-
Notifications
You must be signed in to change notification settings - Fork 16
Description
Hi,
While testing on macos I noticed that the events that are received from the route listen stream represent an attempt to add, delete or change a route. For example, I can try adding a route as a regular user, but even though it fails due to insufficient permissions I'm still able to see the event for this attempt in the event stream. Minimal repro:
use std::{sync::Arc, time::Duration};
use futures::StreamExt;
use net_route::{Handle, Route};
use tokio::time::sleep;
async fn f1(handle: Arc<Handle>) {
println!("f1> creating stream");
let stream = handle.route_listen_stream();
println!("f1> pinning stream");
futures::pin_mut!(stream);
while let Some(event) = stream.next().await {
println!("f1> event = {:?}", event);
}
}
async fn f2(handle: Arc<Handle>) {
let route = Route::new("10.11.12.13".parse().unwrap(), 32);
sleep(Duration::from_secs(3)).await; // just to let route listener spin up
let r1 = handle.add(&route.clone()).await;
println!("f2> add result = {:?}", r1);
sleep(Duration::from_secs(3)).await;
let r2 = handle.delete(&route.clone()).await;
println!("f2> delete result = {:?}", r2);
}
#[tokio::main]
async fn main() {
let handle = Arc::new(Handle::new().unwrap());
tokio::spawn(f1(handle.clone()));
tokio::spawn(f2(handle.clone()));
futures::pending!();
}
This looks like the expected behavior from the OS perspective. The header of the message obtained from pf route socket has rtm_errno field that indicates where the event was successful or note:
struct rt_msghdr {
u_short rmt_msglen; /* to skip over non-understood messages */
u_char rtm_version; /* future binary compatibility */
u_char rtm_type; /* message type */
u_short rmt_index; /* index for associated ifp */
pid_t rmt_pid; /* identify sender */
int rtm_addrs; /* bitmask identifying sockaddrs in msg */
int rtm_seq; /* for sender to identify action */
int rtm_errno; /* why failed */
int rtm_flags; /* flags, incl kern & message, e.g. DONE */
int rtm_use; /* from rtentry */
u_long rtm_inits; /* which values we are initializing */
struct rt_metrics rtm_rmx; /* metrics themselves */
};
Ref: https://leopard-adc.pepas.com/documentation/Darwin/Reference/ManPages/man4/route.4.html
net-route has access to this header and I think it should be taking it into consideration. Now the question arises as to what the code should do with this.
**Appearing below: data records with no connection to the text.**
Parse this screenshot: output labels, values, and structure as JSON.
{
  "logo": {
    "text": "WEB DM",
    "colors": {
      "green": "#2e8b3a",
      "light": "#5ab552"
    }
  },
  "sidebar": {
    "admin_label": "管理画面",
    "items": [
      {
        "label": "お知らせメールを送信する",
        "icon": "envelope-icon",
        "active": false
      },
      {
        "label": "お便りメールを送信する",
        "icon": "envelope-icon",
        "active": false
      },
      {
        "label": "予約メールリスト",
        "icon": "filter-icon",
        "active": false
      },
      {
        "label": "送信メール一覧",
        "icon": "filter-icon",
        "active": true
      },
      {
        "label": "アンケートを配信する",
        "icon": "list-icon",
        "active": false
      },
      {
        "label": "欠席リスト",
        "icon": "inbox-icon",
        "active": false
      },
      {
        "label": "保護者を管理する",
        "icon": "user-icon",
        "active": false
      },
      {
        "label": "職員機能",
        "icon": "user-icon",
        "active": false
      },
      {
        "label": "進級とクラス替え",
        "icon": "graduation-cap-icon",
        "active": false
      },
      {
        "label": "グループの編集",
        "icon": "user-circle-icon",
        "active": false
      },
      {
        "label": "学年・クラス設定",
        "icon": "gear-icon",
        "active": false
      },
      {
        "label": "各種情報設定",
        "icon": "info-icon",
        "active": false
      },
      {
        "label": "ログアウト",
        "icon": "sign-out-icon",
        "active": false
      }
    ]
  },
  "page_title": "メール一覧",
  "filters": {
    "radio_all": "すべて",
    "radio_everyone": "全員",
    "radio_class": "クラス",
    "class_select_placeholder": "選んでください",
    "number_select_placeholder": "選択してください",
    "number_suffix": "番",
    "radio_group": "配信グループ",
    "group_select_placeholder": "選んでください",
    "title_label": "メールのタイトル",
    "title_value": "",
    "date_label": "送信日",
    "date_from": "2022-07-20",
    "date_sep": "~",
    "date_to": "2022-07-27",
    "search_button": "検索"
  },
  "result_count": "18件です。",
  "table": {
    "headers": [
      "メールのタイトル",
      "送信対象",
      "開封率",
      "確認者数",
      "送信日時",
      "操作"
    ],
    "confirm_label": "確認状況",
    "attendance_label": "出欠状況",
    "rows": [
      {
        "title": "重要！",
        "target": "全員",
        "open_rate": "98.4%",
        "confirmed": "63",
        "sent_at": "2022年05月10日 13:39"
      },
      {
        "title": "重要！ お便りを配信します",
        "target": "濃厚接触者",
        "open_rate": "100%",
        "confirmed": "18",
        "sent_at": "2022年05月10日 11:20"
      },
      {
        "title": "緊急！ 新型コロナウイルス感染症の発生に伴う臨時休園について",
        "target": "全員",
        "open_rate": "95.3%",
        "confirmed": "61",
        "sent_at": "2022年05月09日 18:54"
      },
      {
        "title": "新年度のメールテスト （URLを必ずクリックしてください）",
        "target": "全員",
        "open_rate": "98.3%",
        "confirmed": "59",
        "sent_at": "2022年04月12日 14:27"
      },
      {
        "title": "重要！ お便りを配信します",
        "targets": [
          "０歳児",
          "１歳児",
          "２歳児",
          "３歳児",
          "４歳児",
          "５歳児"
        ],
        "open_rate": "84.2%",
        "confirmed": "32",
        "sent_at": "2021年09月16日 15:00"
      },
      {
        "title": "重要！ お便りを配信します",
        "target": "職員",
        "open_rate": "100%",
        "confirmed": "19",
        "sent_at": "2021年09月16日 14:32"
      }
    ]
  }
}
Option 1. if errno is not 0, then don't yield it into the stream here (https://github.com/johnyburd/net-route/blob/main/src/platform_impl/macos/macos.rs#L111-L114). This seems like the most naive way to fix, but at the same time, pf route exposes errno for a reason, and this may be useful for some users of net-route.
Option 2: expose errno to the code using net-route and let it decide how it wants to handle it. Here we can add errno (possibly with a more descriptive name) into Route struct. This is suboptimal imo as errno doesn't necessary belong to the Route itself. But this way allows to keep it backwards compatible.
Option 3: similar to option 2, but expand RouteChange (https://github.com/johnyburd/net-route/blob/main/src/lib.rs#L217-L221) enum to include errno, e.g.
pub enum RouteChange {
Add(Route, Result<(), Error>),
Delete(Route, Result<(), Error>),
Change(Route, Result<(), Error>),
}
or with generic metadata field
struct Metadata {
seq: i32,
errno: i32,
}
pub enum RouteChange {
Add(Route, Metadata),
Delete(Route, Metadata),
Change(Route, Metadata),
}
I'm leaning towards 3rd option, although it is a breaking change. What do you think about this?
Also, it would be great if someone with Windows experience could speak on how this works on Windows.